KPK sudah mencegah bepergian keluar negeri Sekretaris MA Nurhadi Abdurachman, Royani dan petinggi PT Paramount Enterprise Eddy Sindoro dalam perkara ini. Rumah Nurhadi di Jalan Hang Lekir bahkan sudah digeledah pada 21 April dan ditemukan uang senilai total Rp1,7 miliar yang terdiri dari sejumlah pecahan mata uang asing yang diduga terkait dengan pengurusan sejumlah kasus.

KPK melakukan OTT pada Rabu (20/4) di hotel Accacia Jalan Kramat Raya Jakpus dan mengamankan Edy Nasution dan Doddy Aryanto Supeno. Penangkapan dilakukan seusai Doddy memberikan uang Rp50 juta kepada Edy dari komitmen seluruhnya Rp500 juta terkait pengurusan perkara di tingkat PK di PN Jakpus.

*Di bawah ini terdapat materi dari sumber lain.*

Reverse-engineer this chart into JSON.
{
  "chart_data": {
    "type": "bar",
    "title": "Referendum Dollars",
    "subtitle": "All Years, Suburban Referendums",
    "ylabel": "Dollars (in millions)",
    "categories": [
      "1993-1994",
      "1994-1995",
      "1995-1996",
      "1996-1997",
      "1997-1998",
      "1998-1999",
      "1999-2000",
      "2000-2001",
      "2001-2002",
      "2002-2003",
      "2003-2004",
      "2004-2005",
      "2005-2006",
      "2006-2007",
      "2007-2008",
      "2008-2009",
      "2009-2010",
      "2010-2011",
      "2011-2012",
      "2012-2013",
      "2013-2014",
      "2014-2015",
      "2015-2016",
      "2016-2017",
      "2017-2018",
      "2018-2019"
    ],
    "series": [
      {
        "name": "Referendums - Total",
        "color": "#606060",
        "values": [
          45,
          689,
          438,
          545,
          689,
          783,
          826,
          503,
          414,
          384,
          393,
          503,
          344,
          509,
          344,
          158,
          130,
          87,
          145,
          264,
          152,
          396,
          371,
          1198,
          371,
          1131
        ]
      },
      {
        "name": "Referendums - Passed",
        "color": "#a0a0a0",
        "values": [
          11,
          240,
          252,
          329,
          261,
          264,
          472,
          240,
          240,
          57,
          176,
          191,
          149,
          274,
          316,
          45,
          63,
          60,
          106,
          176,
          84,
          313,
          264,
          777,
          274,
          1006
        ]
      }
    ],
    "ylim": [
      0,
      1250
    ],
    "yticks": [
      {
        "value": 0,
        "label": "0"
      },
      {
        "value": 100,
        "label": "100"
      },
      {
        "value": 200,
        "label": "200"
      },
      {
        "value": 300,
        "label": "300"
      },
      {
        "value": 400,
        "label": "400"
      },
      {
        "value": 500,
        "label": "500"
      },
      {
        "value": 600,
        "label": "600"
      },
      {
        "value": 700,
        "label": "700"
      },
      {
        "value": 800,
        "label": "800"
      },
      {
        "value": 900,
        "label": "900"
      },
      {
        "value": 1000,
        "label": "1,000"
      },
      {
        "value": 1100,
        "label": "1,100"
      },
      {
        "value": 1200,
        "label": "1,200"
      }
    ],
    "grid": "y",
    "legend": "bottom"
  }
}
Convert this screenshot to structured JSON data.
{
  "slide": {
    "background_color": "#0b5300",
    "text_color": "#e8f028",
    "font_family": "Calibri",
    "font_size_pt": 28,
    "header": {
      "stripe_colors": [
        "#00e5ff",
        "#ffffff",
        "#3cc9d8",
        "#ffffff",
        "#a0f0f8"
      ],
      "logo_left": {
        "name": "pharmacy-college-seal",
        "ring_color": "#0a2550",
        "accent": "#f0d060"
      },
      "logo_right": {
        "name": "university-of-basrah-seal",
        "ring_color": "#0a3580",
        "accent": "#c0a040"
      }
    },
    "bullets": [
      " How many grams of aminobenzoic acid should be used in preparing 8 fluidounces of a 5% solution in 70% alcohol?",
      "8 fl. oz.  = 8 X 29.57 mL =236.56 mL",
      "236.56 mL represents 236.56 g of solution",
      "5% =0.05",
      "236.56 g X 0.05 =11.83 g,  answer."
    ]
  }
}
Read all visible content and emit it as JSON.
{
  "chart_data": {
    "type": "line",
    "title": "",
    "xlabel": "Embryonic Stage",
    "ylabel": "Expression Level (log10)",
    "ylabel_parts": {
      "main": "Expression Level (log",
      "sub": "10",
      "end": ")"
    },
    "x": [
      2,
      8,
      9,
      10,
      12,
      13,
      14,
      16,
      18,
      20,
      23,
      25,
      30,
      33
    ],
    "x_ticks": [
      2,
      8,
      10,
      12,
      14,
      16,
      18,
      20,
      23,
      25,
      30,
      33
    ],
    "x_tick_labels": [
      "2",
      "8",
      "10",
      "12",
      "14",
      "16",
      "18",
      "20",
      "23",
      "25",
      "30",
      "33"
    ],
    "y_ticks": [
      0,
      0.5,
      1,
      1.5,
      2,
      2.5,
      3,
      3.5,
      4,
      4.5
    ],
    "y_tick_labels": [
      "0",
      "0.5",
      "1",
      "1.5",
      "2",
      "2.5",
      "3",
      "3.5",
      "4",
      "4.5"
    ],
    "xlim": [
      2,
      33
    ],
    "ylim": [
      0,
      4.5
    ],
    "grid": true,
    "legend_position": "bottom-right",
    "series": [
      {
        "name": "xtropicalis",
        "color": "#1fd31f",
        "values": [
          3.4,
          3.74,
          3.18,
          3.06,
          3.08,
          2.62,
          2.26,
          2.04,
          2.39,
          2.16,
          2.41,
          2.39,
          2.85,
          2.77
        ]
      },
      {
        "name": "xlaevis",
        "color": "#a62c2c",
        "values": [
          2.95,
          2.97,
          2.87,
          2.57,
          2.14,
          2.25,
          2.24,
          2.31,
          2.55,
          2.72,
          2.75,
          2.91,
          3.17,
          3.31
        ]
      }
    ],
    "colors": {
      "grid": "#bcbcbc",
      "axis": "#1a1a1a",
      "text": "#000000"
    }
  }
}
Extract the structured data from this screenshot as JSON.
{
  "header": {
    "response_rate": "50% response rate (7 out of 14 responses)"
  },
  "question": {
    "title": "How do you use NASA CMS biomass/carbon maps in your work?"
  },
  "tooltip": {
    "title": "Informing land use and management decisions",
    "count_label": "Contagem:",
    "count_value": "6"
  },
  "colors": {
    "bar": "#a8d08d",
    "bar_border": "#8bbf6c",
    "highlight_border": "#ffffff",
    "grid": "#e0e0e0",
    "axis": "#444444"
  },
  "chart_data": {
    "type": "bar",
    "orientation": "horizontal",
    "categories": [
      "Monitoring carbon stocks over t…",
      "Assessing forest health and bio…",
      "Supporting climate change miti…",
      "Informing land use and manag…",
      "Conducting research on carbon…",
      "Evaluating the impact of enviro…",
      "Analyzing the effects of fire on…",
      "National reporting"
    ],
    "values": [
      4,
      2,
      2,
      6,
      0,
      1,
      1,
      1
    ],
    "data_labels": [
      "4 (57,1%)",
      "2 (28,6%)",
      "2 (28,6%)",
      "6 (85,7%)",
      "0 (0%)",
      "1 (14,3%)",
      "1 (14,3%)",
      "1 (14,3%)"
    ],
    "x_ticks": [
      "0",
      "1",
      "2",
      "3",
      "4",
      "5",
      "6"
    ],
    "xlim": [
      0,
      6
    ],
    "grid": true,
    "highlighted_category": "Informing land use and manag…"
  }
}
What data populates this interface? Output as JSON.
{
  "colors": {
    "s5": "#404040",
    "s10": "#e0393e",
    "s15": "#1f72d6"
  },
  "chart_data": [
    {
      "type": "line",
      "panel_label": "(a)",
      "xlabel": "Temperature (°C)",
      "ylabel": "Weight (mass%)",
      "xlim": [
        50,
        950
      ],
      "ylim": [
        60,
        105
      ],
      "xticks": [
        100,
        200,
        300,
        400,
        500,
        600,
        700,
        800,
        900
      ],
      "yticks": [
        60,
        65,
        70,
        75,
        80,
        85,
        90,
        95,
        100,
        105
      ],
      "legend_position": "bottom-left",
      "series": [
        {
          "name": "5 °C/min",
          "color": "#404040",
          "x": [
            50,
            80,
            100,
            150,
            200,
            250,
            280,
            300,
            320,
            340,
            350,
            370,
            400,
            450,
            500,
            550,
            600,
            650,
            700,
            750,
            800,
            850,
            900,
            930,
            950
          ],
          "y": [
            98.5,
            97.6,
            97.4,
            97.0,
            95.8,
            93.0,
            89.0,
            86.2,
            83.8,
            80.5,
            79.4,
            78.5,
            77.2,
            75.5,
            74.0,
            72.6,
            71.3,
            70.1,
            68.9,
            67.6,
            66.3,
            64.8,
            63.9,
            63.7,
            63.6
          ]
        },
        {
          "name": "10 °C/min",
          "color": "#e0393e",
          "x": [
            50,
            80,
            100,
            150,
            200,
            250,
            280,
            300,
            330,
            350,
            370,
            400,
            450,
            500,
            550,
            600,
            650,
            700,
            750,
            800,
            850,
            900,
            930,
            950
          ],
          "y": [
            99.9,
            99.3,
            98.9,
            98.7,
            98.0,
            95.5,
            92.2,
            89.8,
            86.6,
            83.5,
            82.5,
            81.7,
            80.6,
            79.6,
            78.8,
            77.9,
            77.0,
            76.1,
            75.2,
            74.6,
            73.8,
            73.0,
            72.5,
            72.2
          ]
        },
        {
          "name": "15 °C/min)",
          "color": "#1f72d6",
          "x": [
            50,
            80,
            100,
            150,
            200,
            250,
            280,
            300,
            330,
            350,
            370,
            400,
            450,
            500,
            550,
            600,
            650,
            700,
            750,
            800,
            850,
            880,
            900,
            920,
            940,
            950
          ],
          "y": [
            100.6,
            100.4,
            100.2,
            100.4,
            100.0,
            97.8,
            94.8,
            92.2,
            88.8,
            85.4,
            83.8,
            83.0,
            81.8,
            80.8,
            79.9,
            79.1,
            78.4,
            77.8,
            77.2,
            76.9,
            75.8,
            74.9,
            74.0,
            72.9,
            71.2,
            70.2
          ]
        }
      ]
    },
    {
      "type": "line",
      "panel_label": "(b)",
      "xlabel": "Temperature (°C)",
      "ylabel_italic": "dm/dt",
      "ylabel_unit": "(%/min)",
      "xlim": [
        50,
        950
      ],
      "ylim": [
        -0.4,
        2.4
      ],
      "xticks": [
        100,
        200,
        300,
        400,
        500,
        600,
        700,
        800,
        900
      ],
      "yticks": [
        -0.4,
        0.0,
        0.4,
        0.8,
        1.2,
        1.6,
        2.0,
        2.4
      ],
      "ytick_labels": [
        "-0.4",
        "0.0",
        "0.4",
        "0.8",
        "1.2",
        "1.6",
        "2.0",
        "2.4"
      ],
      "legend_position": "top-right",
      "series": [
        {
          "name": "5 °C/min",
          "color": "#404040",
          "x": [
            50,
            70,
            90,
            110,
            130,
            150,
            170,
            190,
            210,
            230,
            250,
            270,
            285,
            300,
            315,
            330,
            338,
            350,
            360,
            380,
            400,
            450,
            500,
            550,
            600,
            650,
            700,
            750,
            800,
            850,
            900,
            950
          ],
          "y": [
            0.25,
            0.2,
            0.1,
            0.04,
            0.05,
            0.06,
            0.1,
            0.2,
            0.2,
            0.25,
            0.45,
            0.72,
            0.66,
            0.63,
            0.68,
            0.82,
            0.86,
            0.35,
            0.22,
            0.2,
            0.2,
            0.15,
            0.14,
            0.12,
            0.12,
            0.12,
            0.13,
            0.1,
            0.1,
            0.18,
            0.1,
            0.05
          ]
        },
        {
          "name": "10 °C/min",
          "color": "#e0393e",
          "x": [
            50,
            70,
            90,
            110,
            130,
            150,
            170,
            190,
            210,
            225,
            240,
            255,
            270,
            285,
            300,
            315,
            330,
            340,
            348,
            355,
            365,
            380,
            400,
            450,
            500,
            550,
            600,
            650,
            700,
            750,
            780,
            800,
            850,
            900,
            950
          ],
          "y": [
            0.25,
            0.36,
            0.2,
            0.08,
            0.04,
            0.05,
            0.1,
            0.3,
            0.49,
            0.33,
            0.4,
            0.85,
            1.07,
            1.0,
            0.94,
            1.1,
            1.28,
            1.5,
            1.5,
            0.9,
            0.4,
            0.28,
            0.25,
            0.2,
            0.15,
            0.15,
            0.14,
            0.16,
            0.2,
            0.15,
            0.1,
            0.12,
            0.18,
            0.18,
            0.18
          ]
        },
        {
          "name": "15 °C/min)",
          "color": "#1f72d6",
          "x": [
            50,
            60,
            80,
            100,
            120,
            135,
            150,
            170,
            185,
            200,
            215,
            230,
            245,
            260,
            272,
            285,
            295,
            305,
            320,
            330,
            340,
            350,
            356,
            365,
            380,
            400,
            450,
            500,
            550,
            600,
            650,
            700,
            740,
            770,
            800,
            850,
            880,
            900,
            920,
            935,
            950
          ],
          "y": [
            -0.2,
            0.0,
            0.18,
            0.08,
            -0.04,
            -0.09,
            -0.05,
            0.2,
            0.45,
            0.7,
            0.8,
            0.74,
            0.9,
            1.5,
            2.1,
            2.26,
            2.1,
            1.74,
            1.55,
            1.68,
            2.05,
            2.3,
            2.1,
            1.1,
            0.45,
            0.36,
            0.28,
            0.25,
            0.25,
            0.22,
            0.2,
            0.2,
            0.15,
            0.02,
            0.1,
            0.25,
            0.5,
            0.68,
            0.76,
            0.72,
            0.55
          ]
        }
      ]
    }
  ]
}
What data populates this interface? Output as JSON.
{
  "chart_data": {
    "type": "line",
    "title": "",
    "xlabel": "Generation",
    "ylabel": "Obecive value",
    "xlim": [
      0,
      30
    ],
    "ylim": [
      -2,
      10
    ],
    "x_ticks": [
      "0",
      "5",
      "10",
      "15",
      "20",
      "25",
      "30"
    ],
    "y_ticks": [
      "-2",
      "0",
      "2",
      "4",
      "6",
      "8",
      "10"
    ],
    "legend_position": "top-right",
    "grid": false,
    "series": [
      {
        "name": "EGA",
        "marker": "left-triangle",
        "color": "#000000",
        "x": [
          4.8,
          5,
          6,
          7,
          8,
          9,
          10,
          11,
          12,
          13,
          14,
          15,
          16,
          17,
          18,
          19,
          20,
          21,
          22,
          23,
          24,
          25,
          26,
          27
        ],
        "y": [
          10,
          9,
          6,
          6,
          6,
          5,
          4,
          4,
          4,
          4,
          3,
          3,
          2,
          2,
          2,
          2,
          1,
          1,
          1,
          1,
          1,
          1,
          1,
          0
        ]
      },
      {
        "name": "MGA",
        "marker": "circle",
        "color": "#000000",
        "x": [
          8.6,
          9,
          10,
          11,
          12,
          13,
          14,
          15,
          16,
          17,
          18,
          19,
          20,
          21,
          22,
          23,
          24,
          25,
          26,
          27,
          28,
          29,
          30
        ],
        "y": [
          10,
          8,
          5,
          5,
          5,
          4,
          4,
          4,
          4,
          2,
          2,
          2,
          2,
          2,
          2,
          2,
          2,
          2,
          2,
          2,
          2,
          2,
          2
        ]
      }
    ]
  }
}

KPK menetapkan dua tersangka yaitu Edy Nasution dengan sangkaan pasal 12 huruf a atau huruf b atau pasal 11 UU No 31 Tahun 1999 sebagaimana telah diubah dengan UU No 20 Tahun 2001 Tentang Pemberantasan Tindak Pidana Korupsi jo pasal 64 ayat 1 KUHP jo pasal 55 ayat 1 ke-1 KUHP tengan penyelenggara negara yang menerima hadiah dengan hukuman maksimal 20 tahun penjara dan denda paling banyak Rp1 miliar.

Sebagai pemberi suap adalah Doddy Aryanto Supeno dengan sangkaan pasal 5 ayat 1 huruf a atau huruf b atau pasal 13 UU No 31 Tahun 1999 sebagaimana telah diubah dengan UU No 20 Tahun 2001 Tentang Pemberantasan Tindak Pidana Korupsi jo pasal 64 ayat 1 KUHP jo pasal 55 ayat 1 ke-1 tentang memberi atau menjanjikan sesuatu kepada pegawai negeri atau penyelenggara negara dengan ancaman pidana paling singkat 1 tahun dan lama 5 tahun ditambah denda paling sedikit Rp50 juta dan paling banyak Rp250 juta.